Release notes: saved recipes and planner shortcuts
This release connected saved recipes and planning flows more directly so cooks can move from discovery to a real weekly plan with fewer steps.
By ByteRecipes Team

Key takeaways
- Saved recipes are more useful when planning actions are close by.
- Dashboard previews should focus on what a user can do next.
- Shortcuts reduce the gap between interest and commitment.
Discovery needs a next step
Saving a recipe is useful, but it is not the same as planning dinner. The product should make the next step obvious: revisit it, compare it, plan it, or adapt it privately.
This release tightened those connections so saved recipes can move toward the week with less navigation.
Planner shortcuts reduce context switching
When planning actions are buried, users end up bouncing between pages. Bringing shortcuts closer to recipe cards and dashboard previews makes the workflow feel more continuous.
The product direction is simple: discovery should feed planning, and planning should feed shopping.
- Saved recipes are easier to revisit from active workspaces.
- Planning actions are closer to the recipe card.
- Dashboard surfaces emphasize useful next moves.
What to do with it
If you have a large saved list, use shortcuts to promote only the recipes that belong in the next week or two. Leave the rest saved, but do not let them clutter the active plan.

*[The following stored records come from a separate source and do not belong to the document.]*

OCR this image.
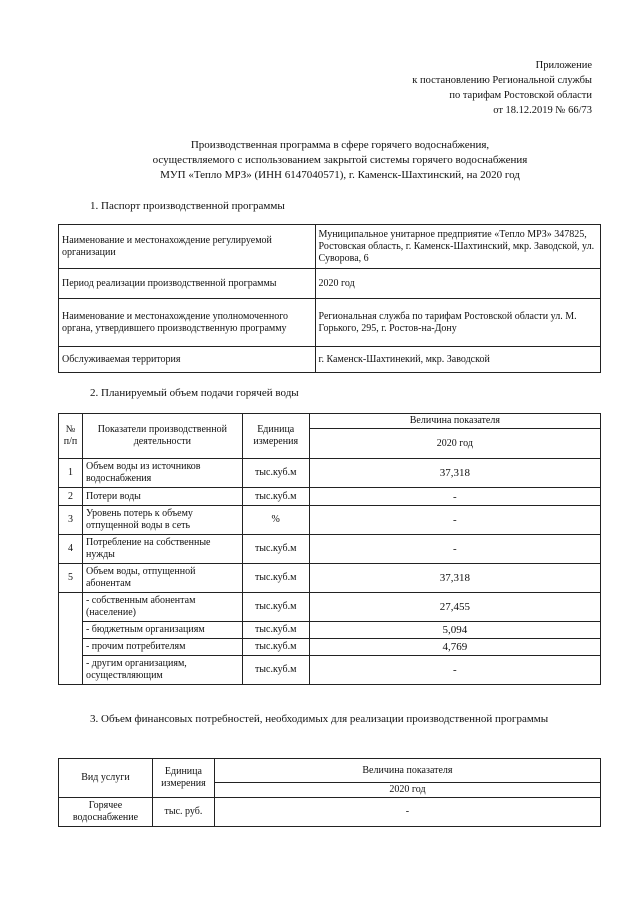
Приложение
к постановлению Региональной службы
по тарифам Ростовской области
от 18.12.2019 № 66/73
Производственная программа в сфере горячего водоснабжения,
осуществляемого с использованием закрытой системы горячего водоснабжения
МУП «Тепло МРЗ» (ИНН 6147040571), г. Каменск-Шахтинский, на 2020 год
1. Паспорт производственной программы
Наименование и местонахождение регулируемой организации	Муниципальное унитарное предприятие «Тепло МРЗ» 347825, Ростовская область, г. Каменск-Шахтинский, мкр. Заводской, ул. Суворова, 6
Период реализации производственной программы	2020 год
Наименование и местонахождение уполномоченного органа, утвердившего производственную программу	Региональная служба по тарифам Ростовской области ул. М. Горького, 295, г. Ростов-на-Дону
Обслуживаемая территория	г. Каменск-Шахтинекий, мкр. Заводской
2. Планируемый объем подачи горячей воды
№ п/п	Показатели производственной деятельности	Единица измерения	Величина показателя
			2020 год
1	Объем воды из источников водоснабжения	тыс.куб.м	37,318
2	Потери воды	тыс.куб.м	-
3	Уровень потерь к объему отпущенной воды в сеть	%	-
4	Потребление на собственные нужды	тыс.куб.м	-
5	Объем воды, отпущенной абонентам	тыс.куб.м	37,318
	- собственным абонентам (население)	тыс.куб.м	27,455
	- бюджетным организациям	тыс.куб.м	5,094
	- прочим потребителям	тыс.куб.м	4,769
	- другим организациям, осуществляющим	тыс.куб.м	-
3. Объем финансовых потребностей, необходимых для реализации производственной программы
Вид услуги	Единица измерения	Величина показателя
		2020 год
Горячее водоснабжение	тыс. руб.	-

A good shortcut should create momentum, not pressure.
From saved to planned
- 1Open saved recipes.
- 2Pick two that match the coming week.
- 3Plan one directly and stage the other.
- 4Build the grocery list after the planner is settled.
Helpful reminder
ByteRecipes articles are written for product education and everyday cooking workflows. They are not medical, nutrition, allergy, or food-safety advice.